Find and simplify each of the following for \( f(x)=6 x^{2}-8 x+9 \) (A) \( f(x+h) \) (B) \( f(x+h)-f(x) \) (C) \( \frac{f(x+h)-f(x)}{h} \) (A) \( f(x+h)=\square \) (Do not factor.) (B) \( f(x+h)-f(x)=\square \) (Do not factor.) (C) \( \frac{f(x+h)-f(x)}{h}=\square \) (Do not factor.)

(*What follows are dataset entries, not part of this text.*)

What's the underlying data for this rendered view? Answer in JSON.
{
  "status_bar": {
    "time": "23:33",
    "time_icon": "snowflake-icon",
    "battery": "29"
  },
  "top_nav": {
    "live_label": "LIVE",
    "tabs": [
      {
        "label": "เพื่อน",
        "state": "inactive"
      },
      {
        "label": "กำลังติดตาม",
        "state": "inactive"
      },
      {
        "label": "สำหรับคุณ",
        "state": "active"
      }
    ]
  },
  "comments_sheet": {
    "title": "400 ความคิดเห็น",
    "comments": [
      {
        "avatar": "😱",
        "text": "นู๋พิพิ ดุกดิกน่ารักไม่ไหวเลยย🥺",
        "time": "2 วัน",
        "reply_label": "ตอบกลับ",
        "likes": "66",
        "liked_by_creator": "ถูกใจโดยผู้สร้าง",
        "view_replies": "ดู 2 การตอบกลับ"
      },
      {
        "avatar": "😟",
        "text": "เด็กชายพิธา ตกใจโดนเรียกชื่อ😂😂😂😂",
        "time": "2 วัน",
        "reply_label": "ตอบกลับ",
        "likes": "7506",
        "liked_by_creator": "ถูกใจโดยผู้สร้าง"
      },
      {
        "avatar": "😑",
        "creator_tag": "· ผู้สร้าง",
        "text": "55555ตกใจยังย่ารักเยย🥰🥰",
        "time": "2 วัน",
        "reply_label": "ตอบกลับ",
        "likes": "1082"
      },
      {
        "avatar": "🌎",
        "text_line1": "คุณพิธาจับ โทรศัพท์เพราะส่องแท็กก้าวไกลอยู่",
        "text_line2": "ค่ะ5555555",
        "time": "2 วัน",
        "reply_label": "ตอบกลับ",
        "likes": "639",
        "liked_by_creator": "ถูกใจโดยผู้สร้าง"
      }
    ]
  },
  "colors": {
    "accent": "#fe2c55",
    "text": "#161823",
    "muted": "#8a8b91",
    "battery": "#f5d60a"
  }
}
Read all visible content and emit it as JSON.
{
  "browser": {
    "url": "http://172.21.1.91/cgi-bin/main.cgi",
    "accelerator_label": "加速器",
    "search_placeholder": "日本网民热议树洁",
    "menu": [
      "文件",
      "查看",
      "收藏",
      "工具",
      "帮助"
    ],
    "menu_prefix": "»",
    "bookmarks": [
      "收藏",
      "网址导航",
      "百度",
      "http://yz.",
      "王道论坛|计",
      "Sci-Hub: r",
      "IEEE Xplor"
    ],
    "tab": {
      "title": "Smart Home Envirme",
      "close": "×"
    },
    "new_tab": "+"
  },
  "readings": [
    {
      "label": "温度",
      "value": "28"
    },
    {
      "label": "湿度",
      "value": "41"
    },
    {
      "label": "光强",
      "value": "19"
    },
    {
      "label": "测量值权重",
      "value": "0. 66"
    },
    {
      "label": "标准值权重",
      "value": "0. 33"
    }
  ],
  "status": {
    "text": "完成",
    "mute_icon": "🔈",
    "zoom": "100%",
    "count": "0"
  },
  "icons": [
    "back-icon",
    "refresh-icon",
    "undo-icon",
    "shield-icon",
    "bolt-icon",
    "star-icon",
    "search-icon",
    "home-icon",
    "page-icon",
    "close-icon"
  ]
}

To find \( f(x+h) \), \( f(x+h)-f(x) \), and \( \frac{f(x+h)-f(x)}{h} \) for the function \( f(x) = 6x^2 - 8x + 9 \), let's work step by step. ### (A) \( f(x+h) \) Substituting \( x+h \) into the function, we get: \[ f(x+h) = 6(x+h)^2 - 8(x+h) + 9 \] Calculating \( (x+h)^2 = x^2 + 2xh + h^2 \), we can expand further: \[ f(x+h) = 6(x^2 + 2xh + h^2) - 8x - 8h + 9 \] Thus: \[ f(x+h) = 6x^2 + 12xh + 6h^2 - 8x - 8h + 9 \] Combining like terms yields: \[ f(x+h) = 6x^2 - 8x + 9 + 12xh + 6h^2 - 8h \] So: \[ f(x+h) = 6x^2 - 8x + 9 + 12xh + 6h^2 - 8h \] ### (B) \( f(x+h) - f(x) \) Now we find: \[ f(x+h) - f(x) = (6x^2 - 8x + 9 + 12xh + 6h^2 - 8h) - (6x^2 - 8x + 9) \] Simplifying gives: \[ f(x+h) - f(x) = 12xh + 6h^2 - 8h \] ### (C) \( \frac{f(x+h)-f(x)}{h} \) Now we take the expression from part B and divide by \( h \): \[ \frac{f(x+h) - f(x)}{h} = \frac{12xh + 6h^2 - 8h}{h} \] This simplifies (with \( h \neq 0 \)) to: \[ \frac{f(x+h) - f(x)}{h} = 12x + 6h - 8 \] Final answers: (A) \( f(x+h) = 6x^2 - 8x + 9 + 12xh + 6h^2 - 8h \) (B) \( f(x+h)-f(x) = 12xh + 6h^2 - 8h \) (C) \( \frac{f(x+h)-f(x)}{h} = 12x + 6h - 8 \)